There’s also voice assistant support for Amazon Alexa, Google Assistant and Apple Siri, Roon Tested certification, AirPlay 2, and HEOS multiroom and app streaming. The amplifier’s Bluetooth connectivity also covers transmission to headphones, a boon for personal listening and late night gaming.

Performance – This amp has plenty of dynamic muscle, and it holds a tune too

The AVC-X4700H is a nine channel design, allowing you to implement an Atmos speaker configuration of 7.1.2 or 5.1.4. However, there’s 11.2 channel processing available, so you can upgrade to 7.1.4 by adding extra amplification, if required.

Codec support covers Dolby Atmos, DTS:X, DTS Virtual:X, Auro-3D and Dolby Atmos Height Virtualization. The latter proves helpful if you don’t yet have physical height, or up-firing speakers. I tried the amp with a traditional 5.1 speaker layout, and was impressed at just how engulfing it sounded. The precision of a physical 5.1.2 speaker layout may not be there, but it was a good half-way house.

There’s also support for IMAX Enhanced decoding, even you’ll have precious little opportunity to use this.

What’s immediately apparent is that the X4700H has plenty of muscle. It’s conservatively rated at 125W per channel (into 8 ohms), but there’s no doubting the dynamic power on tap. In a fairly average sized room, it never feels strained or under pressure. The X4700H feasts on big, bold film scores, spreading them into every nook and cranny. Classic Williams, symphonic Goldsmith, industrial Zimmer, whatever the tone, it suits them all.

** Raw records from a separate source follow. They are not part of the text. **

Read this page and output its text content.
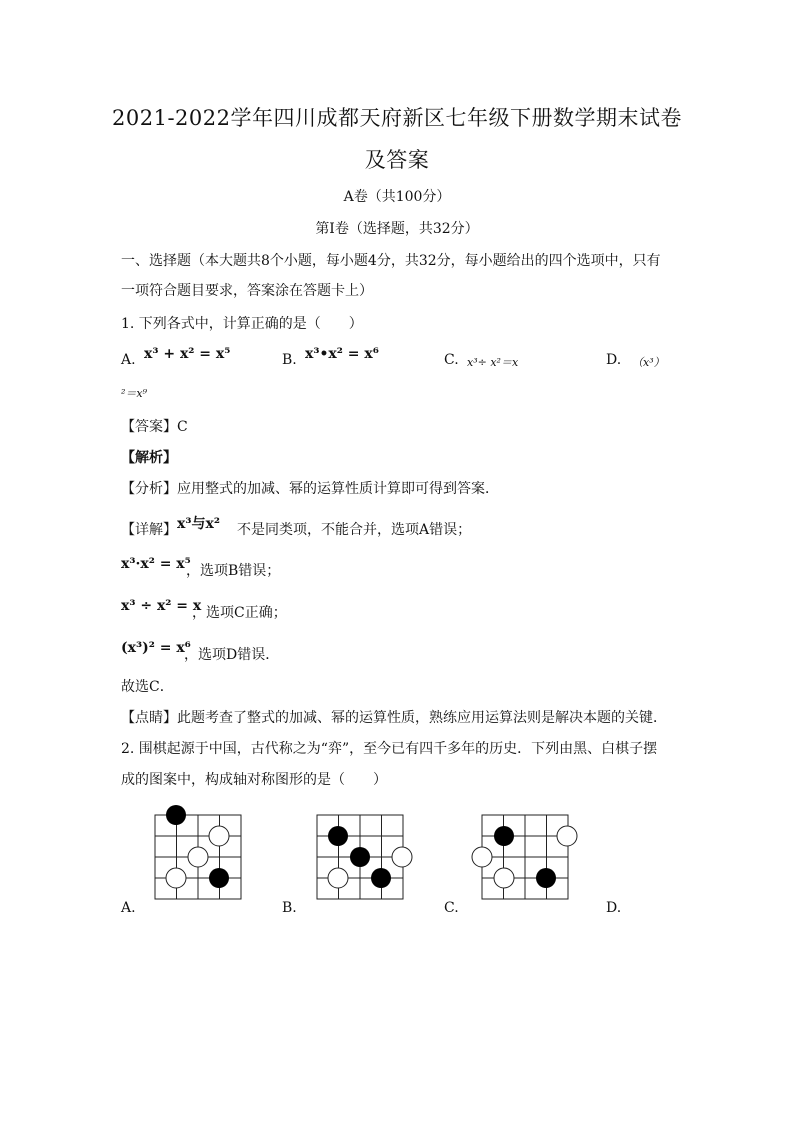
2021-2022学年四川成都天府新区七年级下册数学期末试卷
及答案
A卷（共100分）
第I卷（选择题，共32分）
一、选择题（本大题共8个小题，每小题4分，共32分，每小题给出的四个选项中，只有
一项符合题目要求，答案涂在答题卡上）
1. 下列各式中，计算正确的是（　　）
A. x³ + x² = x⁵	B. x³•x² = x⁶	C. x³÷ x²＝x	D. （x³）
²＝x⁹
【答案】C
【解析】
【分析】应用整式的加减、幂的运算性质计算即可得到答案．
【详解】 x³与x² 不是同类项，不能合并，选项A错误；
x³·x² = x⁵
，选项B错误；
x³ ÷ x² = x
，选项C正确；
(x³)² = x⁶
，选项D错误．
故选C．
【点睛】此题考查了整式的加减、幂的运算性质，熟练应用运算法则是解决本题的关键．
2. 围棋起源于中国，古代称之为“弈”，至今已有四千多年的历史．下列由黑、白棋子摆
成的图案中，构成轴对称图形的是（　　）
A.	B.	C.	D.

nwell set Denon sound system connected to the TV screen

It’s particularly adept at three dimensional realism. With Rogue One: A Star Wars Story (a Dolby Atmos mix), ships carve through the atmosphere with appropriate heft. The X4700H delivers that tangible cinematic weight, lost on lesser gear, that makes movies sound truly epic.

While Atmos is its natural stomping ground, it does a seamless job upscaling regular 5.1 too. The emotional weight and jazzy warmth of Soul (Disney+) is distributed through all channels and sounds beautiful, with naturalistic balance.

But the AVC-X4700H will just as quickly punch you in the face. When required, beats land hard and fast. As Jessica Jones (Netflix, Dolby Atmos) brawls, you’ll feel your walls are about to crumble. In a good way.

The X4700H is also surprisingly musical. Simple stripped back stereo tracks are fittingly delicate and artfully delineated, while Multichannel techno mixes, on Tidal, bring the party home, the amplifier keeping bass taut and vocals clean. The Denon’s AKM 32-bit DACs are perfectly suited to high resolution audio, be it ALAC, FLAC and WAV 192kHz/24bit, or 2.8/5.6-MHz DSD files.

You should buy the Denon AVC-X4700H if…

  • You’re in the market for a premium home cinema performer

The AVC-X4700H delivers in spades. It’s an outstanding performer, loaded with features and boasting the right mix of refinement and drama.

  • You want an amplifier that embraces music and movies

Tonally, it’s also easy to listen to – precise without sounding overly analytical.

You shouldn’t buy the Denon AVC-X4700H if…

  • You want to play 4K/120fps games now

Its advanced connectivity is obviously welcome, although the issues with 4K/120fps are galling. For most users this won’t be an immediate problem, as games tend to be 4K/60fps as default.